17.2.14

Monty Got a Raw Deal, R.E.M.

For the past two years, I’ve been here, dreading the days that are now coming closely. For the past two years, I’ve been aware that in two years, these days would come and I couldn’t do anything about it. I could prolong them, yes, but that’s about it.

I leave my site as their Peace Corps Volunteer in 19 days. I end my time as a Peace Corps Volunteer completely in 24 days. I leave Panama in 35 days. I begin the next chapter in 35 days. And I’m stuck in a place of denial.

I tried not to go into this experience with any expectations. Expectations create disappointments and I did not want disappointments out of this. I constantly remember my second placement interview to enter the Peace Corps, and the woman who interviewed me hesitated. “You may be too idealistic for this,” she said. “You will be disappointed by what can happen.” At that moment, I dropped my expectations and entered a realm of my mind that was purely for the experience. The experience became one to build my resume, and anything else that came out of it would just be an added benefit.

And everything I experienced was the added benefit. This whole experience is everything that you make it. I made it into everything I wanted – I started a study, I taught kids how to surf, I played soccer and Frisbee with them, I fished with the men, I cooked with the women. I created a family around myself and in 19 days, I’ll be leaving.

I struggle to find the words that explain how I feel. I know this goodbye isn’t forever. It’s only a temporary “see you later”. I know I’ll be back here, and I’ll be back here soon. I’ll be around my community and my family again, but never again as their Peace Corps Volunteer.

Becoming a Volunteer is one of the hardest things you’ll ever do. Not for the reasons they say in the pamphlets, or for the stories and tales you hear about from parents and friends of Volunteers.

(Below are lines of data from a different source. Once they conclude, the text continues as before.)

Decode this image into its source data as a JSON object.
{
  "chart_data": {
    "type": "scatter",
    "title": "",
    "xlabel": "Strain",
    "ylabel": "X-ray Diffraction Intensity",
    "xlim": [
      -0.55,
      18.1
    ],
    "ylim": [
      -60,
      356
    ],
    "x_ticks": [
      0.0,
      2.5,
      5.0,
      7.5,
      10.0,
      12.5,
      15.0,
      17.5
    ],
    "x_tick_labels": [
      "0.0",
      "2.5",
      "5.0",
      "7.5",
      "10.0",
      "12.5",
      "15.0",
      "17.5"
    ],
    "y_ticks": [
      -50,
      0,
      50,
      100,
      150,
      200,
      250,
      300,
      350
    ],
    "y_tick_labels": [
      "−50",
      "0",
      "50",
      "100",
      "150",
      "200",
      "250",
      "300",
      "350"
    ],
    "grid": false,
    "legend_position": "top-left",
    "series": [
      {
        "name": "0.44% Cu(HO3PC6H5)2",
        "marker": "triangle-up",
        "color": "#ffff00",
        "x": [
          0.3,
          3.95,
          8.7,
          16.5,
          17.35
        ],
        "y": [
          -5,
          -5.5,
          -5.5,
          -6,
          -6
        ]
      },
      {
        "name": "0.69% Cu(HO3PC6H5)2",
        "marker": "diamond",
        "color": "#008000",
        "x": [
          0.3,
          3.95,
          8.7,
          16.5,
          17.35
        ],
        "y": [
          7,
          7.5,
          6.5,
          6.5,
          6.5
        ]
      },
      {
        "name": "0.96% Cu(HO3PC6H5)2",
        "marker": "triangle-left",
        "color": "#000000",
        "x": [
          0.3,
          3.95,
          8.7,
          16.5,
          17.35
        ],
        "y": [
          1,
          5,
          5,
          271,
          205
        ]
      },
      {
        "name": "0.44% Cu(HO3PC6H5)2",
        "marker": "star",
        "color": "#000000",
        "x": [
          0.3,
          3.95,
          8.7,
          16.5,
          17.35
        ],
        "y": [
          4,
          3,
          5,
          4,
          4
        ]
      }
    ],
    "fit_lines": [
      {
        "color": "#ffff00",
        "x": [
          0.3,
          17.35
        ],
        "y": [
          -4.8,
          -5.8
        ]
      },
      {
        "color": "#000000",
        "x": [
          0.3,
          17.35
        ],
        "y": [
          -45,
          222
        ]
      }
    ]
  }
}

It’s hard because it’s temporary. You create these relationships with people, you create these bonds and you know, from the start, it’s temporary. No matter how hard you want to, no matter how hard you try, you are their Volunteer for only a time. After you, comes another. And after her, comes another. I’m 3rd in a line of nearly consecutive Volunteers. I can come back as often as I want, I could even move here for the rest of my life if I wanted, but it would be different. I would no longer be their Volunteer.

The stories my town tells about their Volunteer in a year’s time won’t be about me. They’ll be about whoever comes next. My projects, my inside jokes, my life here might be remembered for a long time, but soon, their Volunteer will be someone else. Soon, the stories they tell will be about someone else.


Just like for them, this is the end of a chapter, the end of my chapter as a Peace Corps Volunteer. These people will never leave my life, nor will I leave theirs, but our relationship will change in 19 days. And in 25 days, I will change from Volunteer to just another American in Panama. Just another American traveling through countries I don’t know, but will learn about.